[Cif2-encoding] Splitting of imgCIF and other sub-topics. .. .

Tue Sep 14 13:19:45 BST 2010

I sense some common ground here with my previous post.

The UTF8/16 pair could possibly be extended to any unicode encoding that is 
unambiguously/inherently identifiable?
The 'local' encodings then encompass everything else?

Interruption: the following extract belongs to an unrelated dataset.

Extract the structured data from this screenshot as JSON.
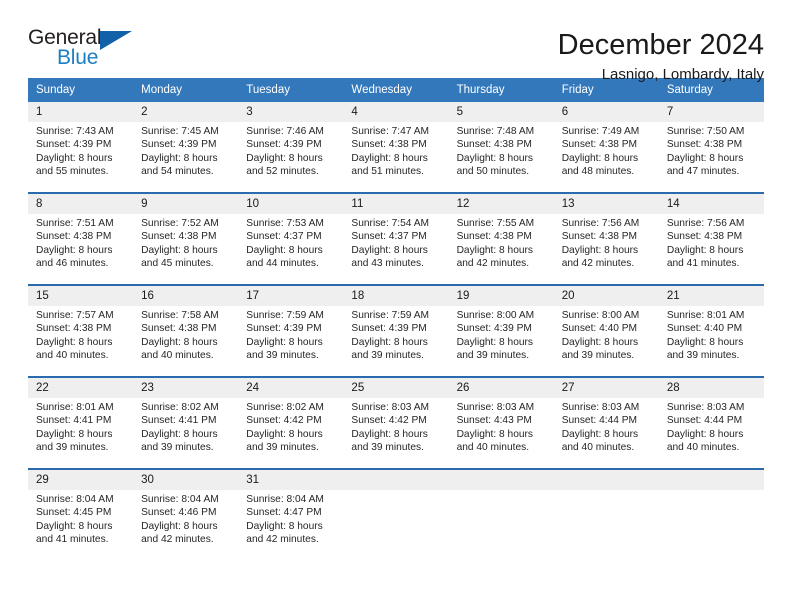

However, I think we've yet to agree that anything but UTF8 is to be allowed at 
all. We have a draft spec that stipulates UTF8,
but I infer from this thread that there is scope to relax that restriction. The 
views seem to range from at least 'leaving the door open'
 in recognition of the variety of encodings available, to advocating that the 
encoding should not be part of the specification at all, and it will be down to 
developers to accommodate/influence user practice. I'm in favour of a default 
encoding or maybe any encoding that is inherently identifiable, and providing a 
means to declare other encodings (however untrustworthy the declaration may be, 
it would at least be available to conscientious users/developers), all 
documented in the spec.

Please forgive me if this summary is off the mark; my conclusion is that there's 
a willingness to accommodate multiple encodings
in this (albeit very small) group. Given that we are starting from the position 
of having a single encoding (agreed upon after much earlier debate), I cannot 
see us performing a complete U-turn to allow any (potentially unrecognizable) 
encoding as in CIF1, i.e. without some specification of a canonical encoding or 
mechanisms to identify/declare the encoding. On the other hand, I hope to see
a revised spec that isnt UTF8 only.

To get to the point - is there any hope of reaching a compromise?

Cheers

Simon

________________________________
From: "Bollinger, John C" <John.Bollinger at STJUDE.ORG>
To: Group for discussing encoding and content validation schemes for CIF2 
<cif2-encoding at iucr.org>
Sent: Monday, 13 September, 2010 19:52:26
Subject: Re: [Cif2-encoding] Splitting of imgCIF and other sub-topics. .. .

On Sunday, September 12, 2010 11:26 PM, James Hester wrote:
[...]
>To my mind, the encoding of plain CIF files remains an open issue.  I
>do not view the mechanisms for managing file encoding that are
>provided by current OSs to be sufficiently robust, widespread or
>consistent that we can rely on developers or text editors respecting
>them [...].

I agree that the encoding of plain CIF files remains an open issue.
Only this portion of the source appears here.